I need to take a shower and then take the damn watch to the Fed Ex box which - Fed Ex's website says is in the next block. We shall see.
(no subject)
Date: 2023-08-02 03:44 am (UTC)I'm so with you about planning to drop dead before I need to move into any place that requires me to give up significant autonomy or requires me to rely on insufficient, incompetent, or otherwise problematic help.
That's a lot more scary than dying, from where I sit.
(no subject)
Date: 2023-08-02 03:57 am (UTC)(no subject)
Date: 2023-08-08 03:13 pm (UTC)My parents moved into such a place when they were 76 and 77, and it was one of the best decisions they ever made. They both had occasion to use the skilled nursing facility at some point, and it was absolutely a godsend that it was on the premises.
(no subject)
Date: 2023-08-08 03:56 pm (UTC)I'm currently retired and living in my (paid off) single family home, and slowly changing things in ways that will make it a bit more elderly-friendly. Ideally I'd stay here for the rest of my life, but reworking this place to handle some possible disabilities would be very difficult. And it's more convenient for paid caregivers to have all their clients/patients in one place. If I'm lucky, I'll die at home, like my father and aunt (hospice care at home) or go from my home straight to a separate hospice (like my mother).

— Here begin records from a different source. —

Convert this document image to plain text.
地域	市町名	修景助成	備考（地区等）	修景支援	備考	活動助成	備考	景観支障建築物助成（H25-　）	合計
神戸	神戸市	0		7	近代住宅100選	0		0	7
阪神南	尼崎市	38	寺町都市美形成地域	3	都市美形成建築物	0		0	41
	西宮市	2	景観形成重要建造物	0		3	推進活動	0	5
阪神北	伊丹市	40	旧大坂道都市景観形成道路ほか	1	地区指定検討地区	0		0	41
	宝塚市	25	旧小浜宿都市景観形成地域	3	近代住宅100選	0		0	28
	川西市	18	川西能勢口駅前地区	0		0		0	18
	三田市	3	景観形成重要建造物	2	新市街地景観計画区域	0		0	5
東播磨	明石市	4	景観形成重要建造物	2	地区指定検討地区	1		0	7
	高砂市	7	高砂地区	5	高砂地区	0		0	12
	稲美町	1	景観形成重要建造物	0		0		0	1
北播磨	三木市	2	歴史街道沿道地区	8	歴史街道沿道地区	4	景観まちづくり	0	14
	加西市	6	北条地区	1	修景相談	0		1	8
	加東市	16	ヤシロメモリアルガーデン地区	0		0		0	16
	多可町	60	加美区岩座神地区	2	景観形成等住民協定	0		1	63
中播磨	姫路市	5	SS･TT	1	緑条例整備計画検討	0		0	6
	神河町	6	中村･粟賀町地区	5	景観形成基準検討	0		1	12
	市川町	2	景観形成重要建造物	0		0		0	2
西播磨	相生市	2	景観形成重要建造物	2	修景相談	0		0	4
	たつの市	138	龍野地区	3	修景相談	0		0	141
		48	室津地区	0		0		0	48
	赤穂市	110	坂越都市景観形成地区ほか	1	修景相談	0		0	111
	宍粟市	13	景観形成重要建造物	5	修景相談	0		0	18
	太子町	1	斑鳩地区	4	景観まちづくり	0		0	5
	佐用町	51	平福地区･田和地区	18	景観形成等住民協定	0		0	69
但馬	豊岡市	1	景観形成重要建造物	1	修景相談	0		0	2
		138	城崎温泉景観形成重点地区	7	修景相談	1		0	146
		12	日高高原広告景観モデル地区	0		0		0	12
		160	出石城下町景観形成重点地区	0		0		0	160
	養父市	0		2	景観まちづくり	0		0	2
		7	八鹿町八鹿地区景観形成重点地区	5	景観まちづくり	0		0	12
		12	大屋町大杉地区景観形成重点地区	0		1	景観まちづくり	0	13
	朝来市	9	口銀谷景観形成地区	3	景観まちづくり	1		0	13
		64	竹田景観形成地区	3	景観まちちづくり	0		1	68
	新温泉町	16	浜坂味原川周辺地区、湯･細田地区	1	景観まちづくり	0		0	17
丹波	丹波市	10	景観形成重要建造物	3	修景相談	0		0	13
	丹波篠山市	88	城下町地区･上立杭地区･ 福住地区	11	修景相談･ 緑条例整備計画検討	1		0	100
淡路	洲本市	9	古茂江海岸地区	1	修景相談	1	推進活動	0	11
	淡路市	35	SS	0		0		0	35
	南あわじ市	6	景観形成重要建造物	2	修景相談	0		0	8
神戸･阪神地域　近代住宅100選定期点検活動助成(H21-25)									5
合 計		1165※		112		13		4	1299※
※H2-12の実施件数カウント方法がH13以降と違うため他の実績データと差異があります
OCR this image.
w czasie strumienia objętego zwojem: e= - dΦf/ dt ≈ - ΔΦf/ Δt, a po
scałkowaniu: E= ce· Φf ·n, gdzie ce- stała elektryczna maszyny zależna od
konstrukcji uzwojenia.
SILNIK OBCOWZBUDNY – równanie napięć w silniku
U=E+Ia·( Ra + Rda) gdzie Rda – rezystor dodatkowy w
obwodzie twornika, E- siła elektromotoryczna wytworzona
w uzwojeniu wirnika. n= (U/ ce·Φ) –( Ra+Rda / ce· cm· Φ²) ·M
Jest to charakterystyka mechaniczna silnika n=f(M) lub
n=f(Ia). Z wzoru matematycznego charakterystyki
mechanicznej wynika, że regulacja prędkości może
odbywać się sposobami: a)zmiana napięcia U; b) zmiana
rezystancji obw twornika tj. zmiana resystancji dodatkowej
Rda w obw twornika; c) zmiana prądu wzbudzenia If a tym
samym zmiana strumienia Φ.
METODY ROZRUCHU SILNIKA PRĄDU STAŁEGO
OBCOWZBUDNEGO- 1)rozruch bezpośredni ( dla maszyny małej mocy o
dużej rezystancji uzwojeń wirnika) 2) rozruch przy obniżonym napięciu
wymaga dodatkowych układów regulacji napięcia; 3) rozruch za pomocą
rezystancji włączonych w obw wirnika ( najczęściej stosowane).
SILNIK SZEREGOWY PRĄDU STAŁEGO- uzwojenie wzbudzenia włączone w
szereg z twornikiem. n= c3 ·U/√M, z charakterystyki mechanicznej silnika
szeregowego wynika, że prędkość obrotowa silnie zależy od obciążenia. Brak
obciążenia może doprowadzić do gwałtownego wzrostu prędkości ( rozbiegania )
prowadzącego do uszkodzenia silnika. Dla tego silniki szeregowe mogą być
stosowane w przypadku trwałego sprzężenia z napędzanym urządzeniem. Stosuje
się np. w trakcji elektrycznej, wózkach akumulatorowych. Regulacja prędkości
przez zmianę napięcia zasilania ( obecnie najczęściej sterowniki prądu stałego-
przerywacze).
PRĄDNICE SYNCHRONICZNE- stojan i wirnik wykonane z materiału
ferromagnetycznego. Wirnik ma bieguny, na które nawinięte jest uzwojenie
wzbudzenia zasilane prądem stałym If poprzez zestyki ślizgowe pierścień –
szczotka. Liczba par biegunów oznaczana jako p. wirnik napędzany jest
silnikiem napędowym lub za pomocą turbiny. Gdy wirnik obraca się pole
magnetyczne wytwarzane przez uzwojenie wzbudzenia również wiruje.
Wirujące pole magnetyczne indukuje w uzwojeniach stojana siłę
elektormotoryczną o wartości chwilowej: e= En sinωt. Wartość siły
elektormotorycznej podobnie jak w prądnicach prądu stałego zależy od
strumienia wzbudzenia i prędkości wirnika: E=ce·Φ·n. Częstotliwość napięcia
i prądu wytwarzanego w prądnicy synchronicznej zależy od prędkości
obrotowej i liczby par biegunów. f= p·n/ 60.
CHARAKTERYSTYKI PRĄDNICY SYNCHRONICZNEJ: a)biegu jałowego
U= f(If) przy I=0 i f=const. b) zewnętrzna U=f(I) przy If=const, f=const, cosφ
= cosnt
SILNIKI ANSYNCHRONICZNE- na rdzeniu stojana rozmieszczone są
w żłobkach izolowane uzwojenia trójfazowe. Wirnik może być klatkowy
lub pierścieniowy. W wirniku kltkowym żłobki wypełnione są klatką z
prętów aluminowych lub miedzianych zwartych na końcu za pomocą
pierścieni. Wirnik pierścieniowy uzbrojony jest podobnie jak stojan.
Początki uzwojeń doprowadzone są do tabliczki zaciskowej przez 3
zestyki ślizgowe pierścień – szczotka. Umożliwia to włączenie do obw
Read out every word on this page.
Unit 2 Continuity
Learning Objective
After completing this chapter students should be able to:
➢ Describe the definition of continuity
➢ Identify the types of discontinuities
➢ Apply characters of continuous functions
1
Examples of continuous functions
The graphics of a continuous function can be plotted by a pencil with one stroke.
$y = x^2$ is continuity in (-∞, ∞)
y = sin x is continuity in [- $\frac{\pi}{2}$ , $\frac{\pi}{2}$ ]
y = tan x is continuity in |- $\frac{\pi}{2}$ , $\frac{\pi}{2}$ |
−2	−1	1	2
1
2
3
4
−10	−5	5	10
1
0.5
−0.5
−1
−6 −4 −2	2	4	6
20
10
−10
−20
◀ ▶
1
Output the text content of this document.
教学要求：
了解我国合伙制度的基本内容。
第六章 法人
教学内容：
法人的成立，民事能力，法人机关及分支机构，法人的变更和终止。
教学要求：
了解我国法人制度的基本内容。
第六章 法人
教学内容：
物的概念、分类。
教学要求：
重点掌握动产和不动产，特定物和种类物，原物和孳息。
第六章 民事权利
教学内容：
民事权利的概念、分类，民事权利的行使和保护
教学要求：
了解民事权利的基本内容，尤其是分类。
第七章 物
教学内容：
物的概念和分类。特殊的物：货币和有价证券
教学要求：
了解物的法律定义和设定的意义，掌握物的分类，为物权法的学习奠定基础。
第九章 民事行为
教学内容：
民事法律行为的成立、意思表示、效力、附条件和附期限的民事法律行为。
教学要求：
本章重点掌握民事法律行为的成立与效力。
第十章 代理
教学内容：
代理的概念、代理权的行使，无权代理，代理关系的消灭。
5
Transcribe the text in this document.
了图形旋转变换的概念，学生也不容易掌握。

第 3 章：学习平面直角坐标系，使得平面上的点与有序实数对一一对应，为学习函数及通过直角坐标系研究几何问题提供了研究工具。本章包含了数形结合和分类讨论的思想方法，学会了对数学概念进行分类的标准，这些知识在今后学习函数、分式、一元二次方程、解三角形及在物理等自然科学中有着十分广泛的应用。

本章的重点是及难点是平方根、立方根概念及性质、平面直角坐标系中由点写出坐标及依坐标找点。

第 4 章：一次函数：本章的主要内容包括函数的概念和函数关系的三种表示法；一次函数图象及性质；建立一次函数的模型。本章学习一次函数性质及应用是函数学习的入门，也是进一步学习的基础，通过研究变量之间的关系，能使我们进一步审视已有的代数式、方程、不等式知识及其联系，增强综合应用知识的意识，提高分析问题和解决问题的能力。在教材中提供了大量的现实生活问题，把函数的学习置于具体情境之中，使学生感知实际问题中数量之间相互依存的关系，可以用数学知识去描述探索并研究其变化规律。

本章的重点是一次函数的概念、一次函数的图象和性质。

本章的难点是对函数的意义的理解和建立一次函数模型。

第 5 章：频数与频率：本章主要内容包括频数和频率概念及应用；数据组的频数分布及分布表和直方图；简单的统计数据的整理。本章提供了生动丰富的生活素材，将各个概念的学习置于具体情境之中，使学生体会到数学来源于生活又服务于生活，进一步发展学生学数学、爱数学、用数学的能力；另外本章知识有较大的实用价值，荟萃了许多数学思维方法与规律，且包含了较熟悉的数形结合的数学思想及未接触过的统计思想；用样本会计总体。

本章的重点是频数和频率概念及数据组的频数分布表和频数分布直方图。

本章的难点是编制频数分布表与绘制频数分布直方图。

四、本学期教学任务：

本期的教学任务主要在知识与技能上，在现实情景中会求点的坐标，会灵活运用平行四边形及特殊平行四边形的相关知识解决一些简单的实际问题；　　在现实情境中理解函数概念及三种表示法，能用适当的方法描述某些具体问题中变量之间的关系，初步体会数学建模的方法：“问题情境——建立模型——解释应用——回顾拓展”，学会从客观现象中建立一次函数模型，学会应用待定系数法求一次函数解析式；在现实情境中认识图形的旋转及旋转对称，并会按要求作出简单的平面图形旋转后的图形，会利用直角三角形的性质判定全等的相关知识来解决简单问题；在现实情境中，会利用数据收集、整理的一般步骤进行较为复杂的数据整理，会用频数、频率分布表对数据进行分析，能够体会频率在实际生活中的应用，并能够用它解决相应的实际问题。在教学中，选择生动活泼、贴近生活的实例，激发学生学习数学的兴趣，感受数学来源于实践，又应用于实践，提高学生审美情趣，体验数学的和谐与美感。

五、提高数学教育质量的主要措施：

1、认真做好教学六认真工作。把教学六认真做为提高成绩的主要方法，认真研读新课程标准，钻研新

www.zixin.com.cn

If I'm not lucky, I'll have a long period without most of the activities I enjoy, eating food I don't prefer (because I can't make my own), surrounded by more people than my introversion and autistic spectrum disorder can handle without being in chronic distress. If I'm very unlucky, my decisions will be being made for me by people who presume I'd want what they think they would want - except they are conventionally minded extraverts. I imagine myself dressed femme for almost the first time in my life, plunked down in front of a TV set in a lounge full of others as disabled as myself, unable to protest that the clothes hurt and the noise is making me crazy. And *that* is all without any kind of elder abuse scenario, just well-meaning-but-clueless caregivers, or even well-meaning-but-overworked.
(no subject)
Date: 2023-08-08 04:03 pm (UTC)Oh, and... "CCRC" stands for "Continuing Care Retirement Community".
(no subject)
Date: 2023-08-08 04:55 pm (UTC)I'm still (only) 65, as is my housemate. And we only have a few stairs - we can't get in or out of the house without navigating 2 or 3 steps, but once inside we can get everywhere except the basement on one level. So I (probably) have time, and there's at least some chance I'll go the way of the similarly-aged friend I used to discuss these things with - she died of a cardiac event in March, going from able-to-call-911 to unconscious-and-unable-to-be-revived in the brief time it took the EMTs to arrive. (OTOH, my family history suggests that what finally gets me will be cancer, not circulatory system issues.)
Mostly though, I'm in denial, even as I already have had periods where I briefly needed (minimal) help with activities of daily living, which have forced me to at least start admitting "yes, this could happen to me". So far, my housemate has been able to do the things I cannot do, and vice versa. I drive her wherever she needs to go, and make phone calls for things she can't do by email; she opens jars and moves objects too heavy for me to manage. And we hire people to do maintenance tasks I used to do myself.